The Bosnian-born Mladic, sometimes called “The Butcher of Bosnia,” is charged with the three-year siege of Sarajevo, for command responsibility during the Srebrenica massacre of 8,000 unarmed Bosnian Muslim men and boys, for the widespread destruction of civilian infrastructure and places of worship, the extermination of non-Serbs in 23 municipalities, and for taking UN peacekeepers hostage following airstrikes by NATO jets in the spring of 1995.

Mladic appeared in court wearing a white fishing hat that he removed upon sitting down. He did not argue with the judge as did Milosevic, or offer the pyrotechnic remonstrations of Karadzic two years ago, but rather appeared polite and conducted his exchanges in civil tones.
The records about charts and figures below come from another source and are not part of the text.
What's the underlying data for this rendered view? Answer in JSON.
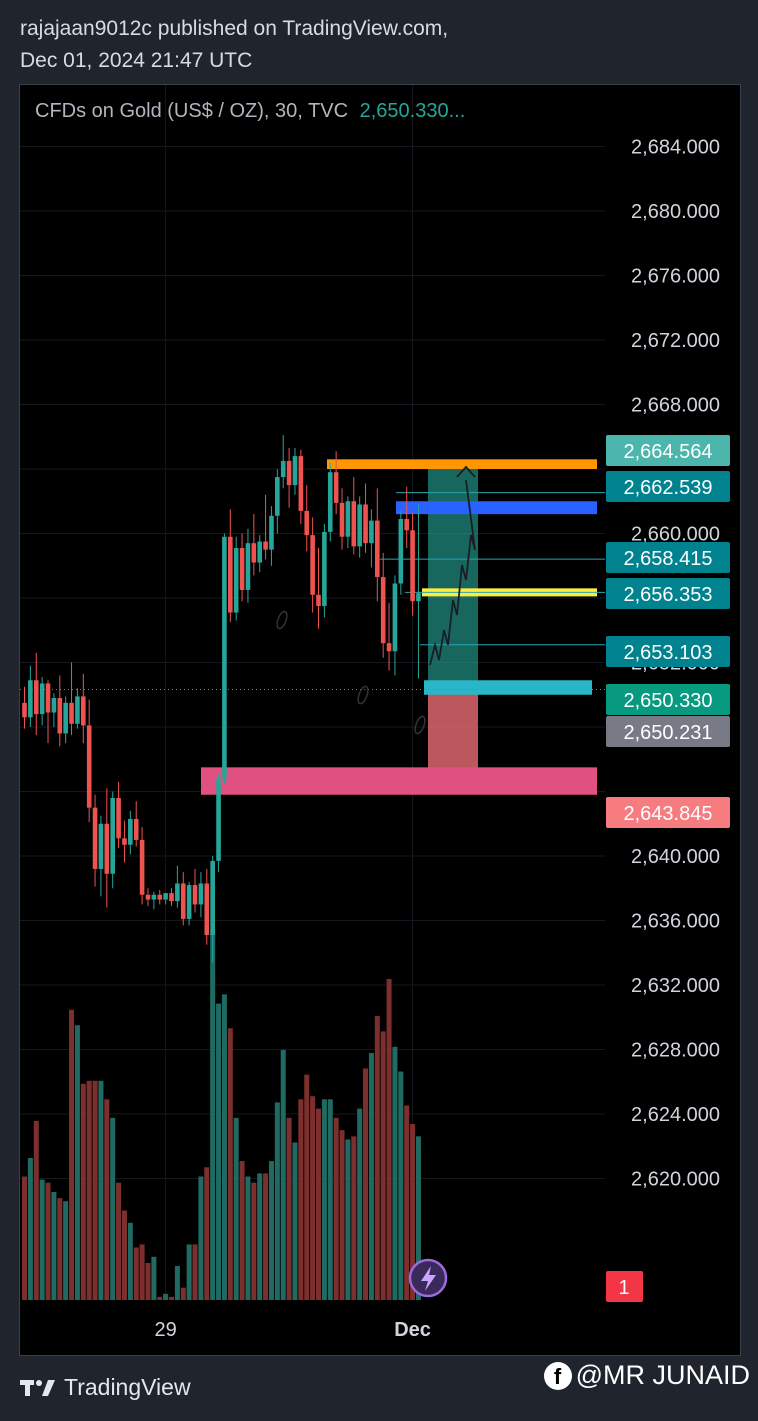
{
  "header": {
    "publisher_line": "rajajaan9012c published on TradingView.com,",
    "date_line": "Dec 01, 2024 21:47 UTC"
  },
  "legend": {
    "symbol": "CFDs on Gold (US$ / OZ), 30, TVC",
    "price": "2,650.330..."
  },
  "footer": {
    "brand": "TradingView",
    "watermark": "@MR JUNAID"
  },
  "chart_data": {
    "type": "candlestick",
    "title": "CFDs on Gold (US$ / OZ), 30, TVC",
    "ylim": [
      2616.5,
      2686.2
    ],
    "y_ticks": [
      2684,
      2680,
      2676,
      2672,
      2668,
      2660,
      2652,
      2640,
      2636,
      2632,
      2628,
      2624,
      2620
    ],
    "x_ticks": [
      {
        "label": "29",
        "index": 24
      },
      {
        "label": "Dec",
        "index": 66
      }
    ],
    "colors": {
      "up": "#26a69a",
      "down": "#ef5350",
      "up_volume": "#1f6b63",
      "down_volume": "#7d2f2d"
    },
    "candles": [
      {
        "o": 2649.5,
        "h": 2650.5,
        "c": 2648.6,
        "l": 2647.9,
        "v": 0.4
      },
      {
        "o": 2648.6,
        "h": 2651.8,
        "c": 2650.9,
        "l": 2648.0,
        "v": 0.46
      },
      {
        "o": 2650.9,
        "h": 2652.6,
        "c": 2648.8,
        "l": 2647.5,
        "v": 0.58
      },
      {
        "o": 2648.8,
        "h": 2651.1,
        "c": 2650.7,
        "l": 2648.1,
        "v": 0.39
      },
      {
        "o": 2650.7,
        "h": 2650.9,
        "c": 2648.9,
        "l": 2647.0,
        "v": 0.38
      },
      {
        "o": 2648.9,
        "h": 2650.1,
        "c": 2649.8,
        "l": 2648.0,
        "v": 0.35
      },
      {
        "o": 2649.8,
        "h": 2651.2,
        "c": 2647.6,
        "l": 2646.8,
        "v": 0.33
      },
      {
        "o": 2647.6,
        "h": 2649.9,
        "c": 2649.5,
        "l": 2647.0,
        "v": 0.32
      },
      {
        "o": 2649.5,
        "h": 2652.0,
        "c": 2648.2,
        "l": 2647.5,
        "v": 0.94
      },
      {
        "o": 2648.2,
        "h": 2650.4,
        "c": 2649.9,
        "l": 2647.9,
        "v": 0.89
      },
      {
        "o": 2649.9,
        "h": 2651.3,
        "c": 2648.1,
        "l": 2647.0,
        "v": 0.7
      },
      {
        "o": 2648.1,
        "h": 2649.7,
        "c": 2643.0,
        "l": 2642.1,
        "v": 0.71
      },
      {
        "o": 2643.0,
        "h": 2643.8,
        "c": 2639.2,
        "l": 2638.1,
        "v": 0.71
      },
      {
        "o": 2639.2,
        "h": 2642.5,
        "c": 2642.0,
        "l": 2637.5,
        "v": 0.71
      },
      {
        "o": 2642.0,
        "h": 2644.2,
        "c": 2638.9,
        "l": 2636.8,
        "v": 0.65
      },
      {
        "o": 2638.9,
        "h": 2644.0,
        "c": 2643.6,
        "l": 2638.0,
        "v": 0.59
      },
      {
        "o": 2643.6,
        "h": 2644.6,
        "c": 2641.1,
        "l": 2640.5,
        "v": 0.38
      },
      {
        "o": 2641.1,
        "h": 2642.2,
        "c": 2640.7,
        "l": 2639.6,
        "v": 0.29
      },
      {
        "o": 2640.7,
        "h": 2642.8,
        "c": 2642.3,
        "l": 2640.1,
        "v": 0.25
      },
      {
        "o": 2642.3,
        "h": 2643.4,
        "c": 2641.0,
        "l": 2640.6,
        "v": 0.17
      },
      {
        "o": 2641.0,
        "h": 2641.8,
        "c": 2637.6,
        "l": 2637.0,
        "v": 0.18
      },
      {
        "o": 2637.6,
        "h": 2638.0,
        "c": 2637.3,
        "l": 2636.9,
        "v": 0.12
      },
      {
        "o": 2637.3,
        "h": 2637.8,
        "c": 2637.6,
        "l": 2636.7,
        "v": 0.14
      },
      {
        "o": 2637.6,
        "h": 2637.9,
        "c": 2637.3,
        "l": 2637.0,
        "v": 0.01
      },
      {
        "o": 2637.3,
        "h": 2637.7,
        "c": 2637.7,
        "l": 2637.0,
        "v": 0.02
      },
      {
        "o": 2637.7,
        "h": 2638.0,
        "c": 2637.2,
        "l": 2636.9,
        "v": 0.01
      },
      {
        "o": 2637.2,
        "h": 2639.4,
        "c": 2638.3,
        "l": 2636.8,
        "v": 0.11
      },
      {
        "o": 2638.3,
        "h": 2639.0,
        "c": 2636.1,
        "l": 2635.7,
        "v": 0.04
      },
      {
        "o": 2636.1,
        "h": 2638.4,
        "c": 2638.2,
        "l": 2635.7,
        "v": 0.18
      },
      {
        "o": 2638.2,
        "h": 2639.2,
        "c": 2637.0,
        "l": 2636.5,
        "v": 0.18
      },
      {
        "o": 2637.0,
        "h": 2639.0,
        "c": 2638.3,
        "l": 2636.2,
        "v": 0.4
      },
      {
        "o": 2638.3,
        "h": 2639.2,
        "c": 2635.1,
        "l": 2634.5,
        "v": 0.43
      },
      {
        "o": 2635.1,
        "h": 2640.0,
        "c": 2639.7,
        "l": 2633.4,
        "v": 1.2
      },
      {
        "o": 2639.7,
        "h": 2645.1,
        "c": 2644.8,
        "l": 2639.0,
        "v": 0.96
      },
      {
        "o": 2644.8,
        "h": 2660.0,
        "c": 2659.8,
        "l": 2644.5,
        "v": 0.99
      },
      {
        "o": 2659.8,
        "h": 2661.5,
        "c": 2655.1,
        "l": 2654.5,
        "v": 0.88
      },
      {
        "o": 2655.1,
        "h": 2659.8,
        "c": 2659.1,
        "l": 2654.6,
        "v": 0.59
      },
      {
        "o": 2659.1,
        "h": 2660.0,
        "c": 2656.5,
        "l": 2655.8,
        "v": 0.45
      },
      {
        "o": 2656.5,
        "h": 2660.3,
        "c": 2659.4,
        "l": 2655.7,
        "v": 0.4
      },
      {
        "o": 2659.4,
        "h": 2661.2,
        "c": 2658.2,
        "l": 2657.4,
        "v": 0.38
      },
      {
        "o": 2658.2,
        "h": 2659.9,
        "c": 2659.5,
        "l": 2657.6,
        "v": 0.41
      },
      {
        "o": 2659.5,
        "h": 2662.4,
        "c": 2659.0,
        "l": 2658.4,
        "v": 0.41
      },
      {
        "o": 2659.0,
        "h": 2661.7,
        "c": 2661.1,
        "l": 2658.0,
        "v": 0.45
      },
      {
        "o": 2661.1,
        "h": 2664.0,
        "c": 2663.5,
        "l": 2660.0,
        "v": 0.64
      },
      {
        "o": 2663.5,
        "h": 2666.1,
        "c": 2664.5,
        "l": 2662.8,
        "v": 0.81
      },
      {
        "o": 2664.5,
        "h": 2665.3,
        "c": 2663.0,
        "l": 2661.6,
        "v": 0.59
      },
      {
        "o": 2663.0,
        "h": 2665.3,
        "c": 2664.8,
        "l": 2662.4,
        "v": 0.51
      },
      {
        "o": 2664.8,
        "h": 2665.2,
        "c": 2661.4,
        "l": 2660.6,
        "v": 0.65
      },
      {
        "o": 2661.4,
        "h": 2663.0,
        "c": 2659.9,
        "l": 2658.9,
        "v": 0.73
      },
      {
        "o": 2659.9,
        "h": 2661.0,
        "c": 2656.2,
        "l": 2655.1,
        "v": 0.66
      },
      {
        "o": 2656.2,
        "h": 2659.1,
        "c": 2655.5,
        "l": 2654.1,
        "v": 0.62
      },
      {
        "o": 2655.5,
        "h": 2660.6,
        "c": 2660.1,
        "l": 2654.8,
        "v": 0.65
      },
      {
        "o": 2660.1,
        "h": 2664.4,
        "c": 2663.8,
        "l": 2659.5,
        "v": 0.65
      },
      {
        "o": 2663.8,
        "h": 2665.1,
        "c": 2661.9,
        "l": 2661.2,
        "v": 0.59
      },
      {
        "o": 2661.9,
        "h": 2662.8,
        "c": 2659.8,
        "l": 2659.0,
        "v": 0.55
      },
      {
        "o": 2659.8,
        "h": 2662.3,
        "c": 2662.0,
        "l": 2659.1,
        "v": 0.52
      },
      {
        "o": 2662.0,
        "h": 2663.5,
        "c": 2659.2,
        "l": 2658.7,
        "v": 0.53
      },
      {
        "o": 2659.2,
        "h": 2662.3,
        "c": 2661.8,
        "l": 2658.5,
        "v": 0.62
      },
      {
        "o": 2661.8,
        "h": 2663.1,
        "c": 2659.4,
        "l": 2658.8,
        "v": 0.75
      },
      {
        "o": 2659.4,
        "h": 2661.5,
        "c": 2660.8,
        "l": 2657.9,
        "v": 0.8
      },
      {
        "o": 2660.8,
        "h": 2662.8,
        "c": 2657.3,
        "l": 2655.8,
        "v": 0.92
      },
      {
        "o": 2657.3,
        "h": 2658.8,
        "c": 2653.2,
        "l": 2652.3,
        "v": 0.87
      },
      {
        "o": 2653.2,
        "h": 2655.7,
        "c": 2652.7,
        "l": 2651.5,
        "v": 1.04
      },
      {
        "o": 2652.7,
        "h": 2657.4,
        "c": 2656.9,
        "l": 2651.2,
        "v": 0.82
      },
      {
        "o": 2656.9,
        "h": 2661.4,
        "c": 2660.9,
        "l": 2656.2,
        "v": 0.74
      },
      {
        "o": 2660.9,
        "h": 2662.9,
        "c": 2660.2,
        "l": 2659.1,
        "v": 0.63
      },
      {
        "o": 2660.2,
        "h": 2661.3,
        "c": 2655.8,
        "l": 2654.9,
        "v": 0.57
      },
      {
        "o": 2655.8,
        "h": 2661.8,
        "c": 2656.3,
        "l": 2651.0,
        "v": 0.53
      }
    ],
    "horizontal_lines": [
      2662.539,
      2658.415,
      2656.353,
      2653.103
    ],
    "zones": [
      {
        "from": 2664.6,
        "to": 2664.0,
        "color": "#ff9800"
      },
      {
        "from": 2662.0,
        "to": 2661.2,
        "color": "#2962ff"
      },
      {
        "from": 2656.6,
        "to": 2656.1,
        "color": "#ffeb3b"
      },
      {
        "from": 2650.9,
        "to": 2650.0,
        "color": "#29b6c8"
      },
      {
        "from": 2645.5,
        "to": 2643.8,
        "color": "#e05080"
      }
    ],
    "position_tool": {
      "entry": 2650.33,
      "target": 2664.564,
      "stop": 2645.0
    },
    "price_labels": [
      {
        "text": "2,664.564",
        "color": "#4db6ac"
      },
      {
        "text": "2,662.539",
        "color": "#00838f"
      },
      {
        "text": "2,658.415",
        "color": "#00838f"
      },
      {
        "text": "2,656.353",
        "color": "#00838f"
      },
      {
        "text": "2,653.103",
        "color": "#00838f"
      },
      {
        "text": "2,650.330",
        "color": "#089981"
      },
      {
        "text": "2,650.231",
        "color": "#787b86"
      },
      {
        "text": "2,643.845",
        "color": "#f77c80"
      }
    ],
    "badge": "1"
  }
}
However, Mladic said he had read none of the charges against him, or any of the material the tribunal offered him, and said he would need more than 30 days to do so. Orie said that Mladic’s defense would not have to be complete in that time period, but the court would not extend the 30-day figure for initial work. Mladic appeared with a tribunal-appointed lawyer from Serbia that he said he did not know.

While Mladic described himself as “gravely ill,” he showed none of the lack of comprehension or ability to concentrate attributed to him by his lawyer in Serbia last week, in a failed effort to block his extradition. Later in the trial, he said he was “irritated” at tribunal staff for trying to assist him in walking and said he wanted to move about freely.